1.5 KiB
Failover for Princeton University
Failover from primary Nagios XI to secondary Nagios XI is a Disaster Recovery effort aimed at providing an up-to-date secondary Nagios server that can take over monitoring and notification options should the primary be unavailable. Once the primary is available, the secondary will cease monitoring and go back to a passive state.
Prerequisites
-
Nagios XI must be installed on both boxes with the same underlying directory configuration. If there are any differences in file locations or major configuration between the two boxes, the Nagios failover will have unpredictable results, including complete system failure.
-
The syncing process will delete files that it does not believe should be on the secondary, so all work must be performed on the primary.
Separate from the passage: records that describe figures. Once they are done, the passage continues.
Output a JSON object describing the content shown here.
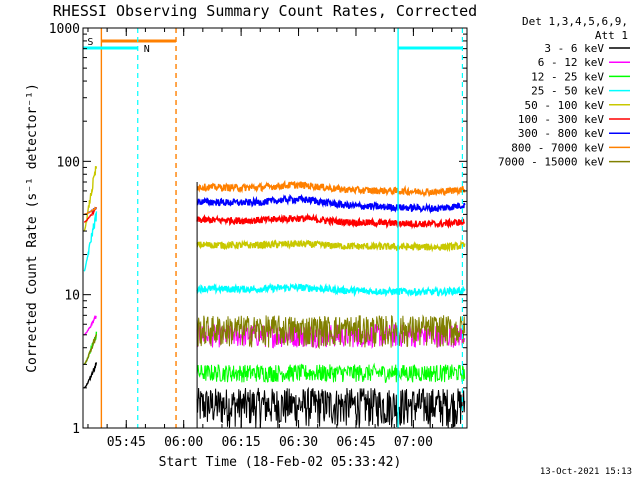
{
  "chart_data": {
    "type": "line",
    "title": "RHESSI Observing Summary Count Rates, Corrected",
    "xlabel": "Start Time (18-Feb-02 05:33:42)",
    "ylabel": "Corrected Count Rate (s⁻¹ detector⁻¹)",
    "yscale": "log",
    "ylim": [
      1,
      1000
    ],
    "xlim": [
      "05:33:42",
      "07:14:00"
    ],
    "x_ticks": [
      "05:45",
      "06:00",
      "06:15",
      "06:30",
      "06:45",
      "07:00"
    ],
    "y_ticks": [
      "1",
      "10",
      "100",
      "1000"
    ],
    "grid": false,
    "legend": {
      "placement": "top-right",
      "header": [
        "Det 1,3,4,5,6,9,",
        "Att 1"
      ]
    },
    "annotations": {
      "flags": [
        {
          "label": "S",
          "color": "#ff8000"
        },
        {
          "label": "N",
          "color": "#00ffff"
        }
      ],
      "timestamp": "13-Oct-2021 15:13"
    },
    "series": [
      {
        "name": "3 - 6 keV",
        "color": "#000000",
        "pre": [
          2,
          3
        ],
        "post": [
          1,
          2
        ]
      },
      {
        "name": "6 - 12 keV",
        "color": "#ff00ff",
        "pre": [
          5,
          7
        ],
        "post": [
          4,
          6
        ]
      },
      {
        "name": "12 - 25 keV",
        "color": "#00ff00",
        "pre": [
          3,
          5
        ],
        "post": [
          2.2,
          3
        ]
      },
      {
        "name": "25 - 50 keV",
        "color": "#00ffff",
        "pre": [
          15,
          40
        ],
        "post": [
          10,
          12
        ]
      },
      {
        "name": "50 - 100 keV",
        "color": "#c8c800",
        "pre": [
          30,
          90
        ],
        "post": [
          22,
          25
        ]
      },
      {
        "name": "100 - 300 keV",
        "color": "#ff0000",
        "pre": [
          35,
          45
        ],
        "post": [
          32,
          40
        ]
      },
      {
        "name": "300 - 800 keV",
        "color": "#0000ff",
        "pre": [
          40,
          45
        ],
        "post": [
          40,
          58
        ]
      },
      {
        "name": "800 - 7000 keV",
        "color": "#ff8000",
        "pre": [
          40,
          45
        ],
        "post": [
          55,
          72
        ]
      },
      {
        "name": "7000 - 15000 keV",
        "color": "#808000",
        "pre": [
          3,
          5
        ],
        "post": [
          4,
          7
        ]
      }
    ]
  }
}
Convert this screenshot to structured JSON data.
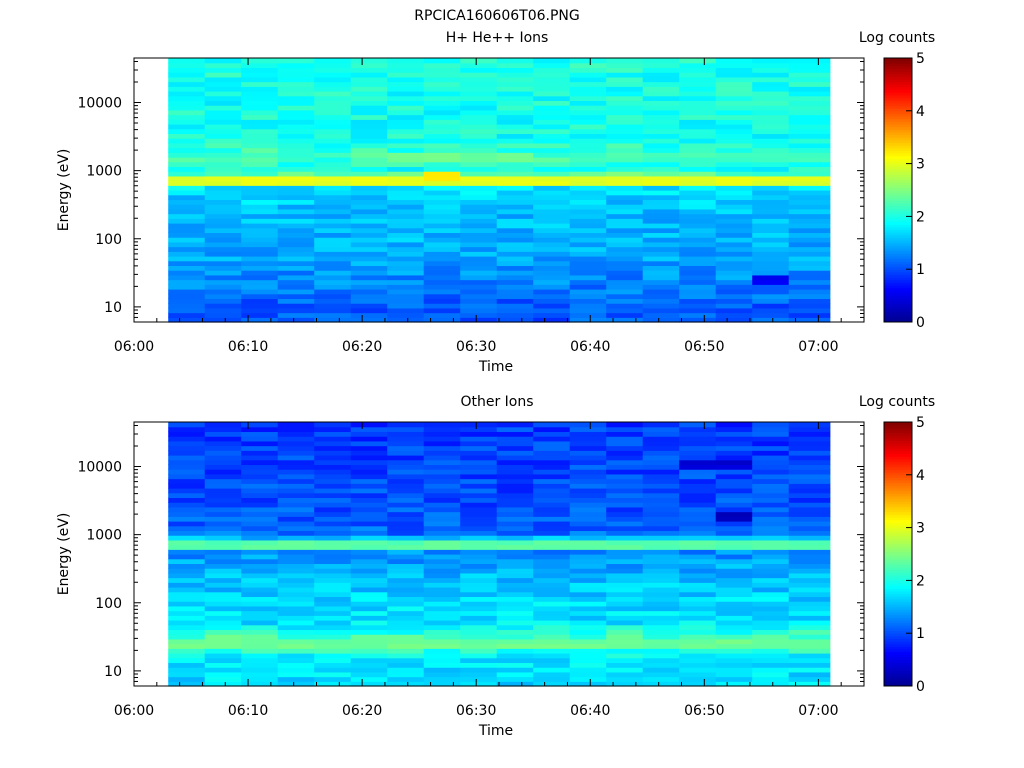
{
  "figure_title": "RPCICA160606T06.PNG",
  "colors": {
    "colormap": [
      "#00008f",
      "#0000ff",
      "#0080ff",
      "#00ffff",
      "#80ff80",
      "#ffff00",
      "#ff8000",
      "#ff0000",
      "#800000"
    ],
    "background": "#ffffff",
    "axis": "#000000"
  },
  "chart_data": [
    {
      "type": "heatmap",
      "title": "H+ He++ Ions",
      "xlabel": "Time",
      "ylabel": "Energy (eV)",
      "x_ticks": [
        "06:00",
        "06:10",
        "06:20",
        "06:30",
        "06:40",
        "06:50",
        "07:00"
      ],
      "xlim_minutes": [
        0,
        64
      ],
      "data_x_range_minutes": [
        3,
        61
      ],
      "y_scale": "log",
      "ylim": [
        6,
        45000
      ],
      "y_ticks": [
        "10",
        "100",
        "1000",
        "10000"
      ],
      "colorbar": {
        "label": "Log counts",
        "range": [
          0,
          5
        ],
        "ticks": [
          "0",
          "1",
          "2",
          "3",
          "4",
          "5"
        ]
      },
      "time_blocks_minutes": [
        3,
        6.2,
        9.4,
        12.6,
        15.8,
        19,
        22.2,
        25.4,
        28.6,
        31.8,
        35,
        38.2,
        41.4,
        44.6,
        47.8,
        51,
        54.2,
        57.4,
        61
      ],
      "energy_profile": [
        {
          "energy_ev": 8,
          "log_counts": 1.05
        },
        {
          "energy_ev": 12,
          "log_counts": 1.1
        },
        {
          "energy_ev": 20,
          "log_counts": 1.25
        },
        {
          "energy_ev": 35,
          "log_counts": 1.35
        },
        {
          "energy_ev": 60,
          "log_counts": 1.45
        },
        {
          "energy_ev": 100,
          "log_counts": 1.5
        },
        {
          "energy_ev": 200,
          "log_counts": 1.55
        },
        {
          "energy_ev": 400,
          "log_counts": 1.65
        },
        {
          "energy_ev": 600,
          "log_counts": 1.75
        },
        {
          "energy_ev": 770,
          "log_counts": 2.95
        },
        {
          "energy_ev": 1000,
          "log_counts": 1.9
        },
        {
          "energy_ev": 1600,
          "log_counts": 2.2
        },
        {
          "energy_ev": 3000,
          "log_counts": 1.95
        },
        {
          "energy_ev": 10000,
          "log_counts": 1.95
        },
        {
          "energy_ev": 40000,
          "log_counts": 2.0
        }
      ],
      "notable_features": [
        {
          "energy_ev": 770,
          "time_range_minutes": [
            3,
            61
          ],
          "log_counts": 3.0
        },
        {
          "energy_ev": 1600,
          "time_range_minutes": [
            22.2,
            35
          ],
          "log_counts": 2.4
        },
        {
          "energy_ev": 1600,
          "time_range_minutes": [
            38.2,
            61
          ],
          "log_counts": 2.2
        },
        {
          "energy_ev": 800,
          "time_range_minutes": [
            25.4,
            28.6
          ],
          "log_counts": 3.2
        },
        {
          "energy_ev": 25,
          "time_range_minutes": [
            54.2,
            57.4
          ],
          "log_counts": 0.6
        }
      ]
    },
    {
      "type": "heatmap",
      "title": "Other Ions",
      "xlabel": "Time",
      "ylabel": "Energy (eV)",
      "x_ticks": [
        "06:00",
        "06:10",
        "06:20",
        "06:30",
        "06:40",
        "06:50",
        "07:00"
      ],
      "xlim_minutes": [
        0,
        64
      ],
      "data_x_range_minutes": [
        3,
        61
      ],
      "y_scale": "log",
      "ylim": [
        6,
        45000
      ],
      "y_ticks": [
        "10",
        "100",
        "1000",
        "10000"
      ],
      "colorbar": {
        "label": "Log counts",
        "range": [
          0,
          5
        ],
        "ticks": [
          "0",
          "1",
          "2",
          "3",
          "4",
          "5"
        ]
      },
      "time_blocks_minutes": [
        3,
        6.2,
        9.4,
        12.6,
        15.8,
        19,
        22.2,
        25.4,
        28.6,
        31.8,
        35,
        38.2,
        41.4,
        44.6,
        47.8,
        51,
        54.2,
        57.4,
        61
      ],
      "energy_profile": [
        {
          "energy_ev": 8,
          "log_counts": 1.7
        },
        {
          "energy_ev": 15,
          "log_counts": 1.75
        },
        {
          "energy_ev": 27,
          "log_counts": 2.4
        },
        {
          "energy_ev": 50,
          "log_counts": 1.75
        },
        {
          "energy_ev": 100,
          "log_counts": 1.7
        },
        {
          "energy_ev": 300,
          "log_counts": 1.5
        },
        {
          "energy_ev": 600,
          "log_counts": 1.3
        },
        {
          "energy_ev": 760,
          "log_counts": 2.3
        },
        {
          "energy_ev": 1000,
          "log_counts": 1.15
        },
        {
          "energy_ev": 3000,
          "log_counts": 1.0
        },
        {
          "energy_ev": 10000,
          "log_counts": 0.95
        },
        {
          "energy_ev": 40000,
          "log_counts": 0.9
        }
      ],
      "notable_features": [
        {
          "energy_ev": 760,
          "time_range_minutes": [
            3,
            61
          ],
          "log_counts": 2.3
        },
        {
          "energy_ev": 27,
          "time_range_minutes": [
            3,
            61
          ],
          "log_counts": 2.4
        },
        {
          "energy_ev": 2000,
          "time_range_minutes": [
            51,
            54.2
          ],
          "log_counts": 0.2
        },
        {
          "energy_ev": 10000,
          "time_range_minutes": [
            47.8,
            54.2
          ],
          "log_counts": 0.4
        }
      ]
    }
  ]
}
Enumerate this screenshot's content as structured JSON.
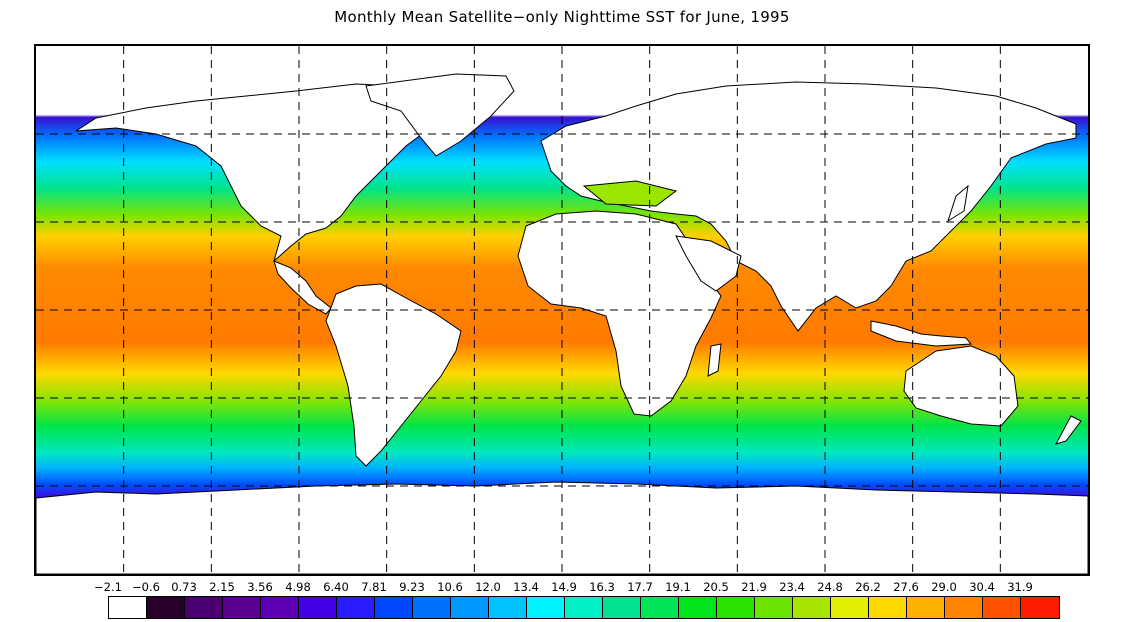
{
  "title": "Monthly Mean Satellite−only Nighttime SST for June, 1995",
  "map": {
    "projection": "equirectangular",
    "grid_style": "dashed",
    "grid_longitudes_deg": [
      -150,
      -120,
      -90,
      -60,
      -30,
      0,
      30,
      60,
      90,
      120,
      150
    ],
    "grid_latitudes_deg": [
      60,
      30,
      0,
      -30,
      -60
    ],
    "land_color": "#ffffff",
    "outline_color": "#000000"
  },
  "legend": {
    "labels": [
      "−2.1",
      "−0.6",
      "0.73",
      "2.15",
      "3.56",
      "4.98",
      "6.40",
      "7.81",
      "9.23",
      "10.6",
      "12.0",
      "13.4",
      "14.9",
      "16.3",
      "17.7",
      "19.1",
      "20.5",
      "21.9",
      "23.4",
      "24.8",
      "26.2",
      "27.6",
      "29.0",
      "30.4",
      "31.9"
    ],
    "colors": [
      "#ffffff",
      "#2a002a",
      "#4a0070",
      "#5a0090",
      "#5d00b5",
      "#4400e6",
      "#2a1cff",
      "#0045ff",
      "#0070ff",
      "#0098ff",
      "#00c4ff",
      "#00f4ff",
      "#00f0c8",
      "#00e492",
      "#00e45a",
      "#00e41e",
      "#2ae400",
      "#6ae400",
      "#a8e400",
      "#e0f000",
      "#ffd800",
      "#ffb000",
      "#ff8400",
      "#ff5200",
      "#ff1c00"
    ]
  }
}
Any work performed on the secondary will be overwritten when the next synchronization process occurs.
-
/home/nagios/bin exists and contains the files needed for this process. Note that the sync process will sync these from the primary to the secondary, so like all other files, they must only be modified on the primary.
/home/nagios/bin/failover.sh /home/nagios/bin/nagios_start_stop.sh /home/nagios/bin/restore_xi.sh /home/nagios/bin/rsync_xi.sh
-
The root user has the ability to SSH from the primary to the secondary without entering a passphrase. This is how the rsync and database copies are performed
-
root on primary (and root on secondary) have crontab requirements that will be detailed separately.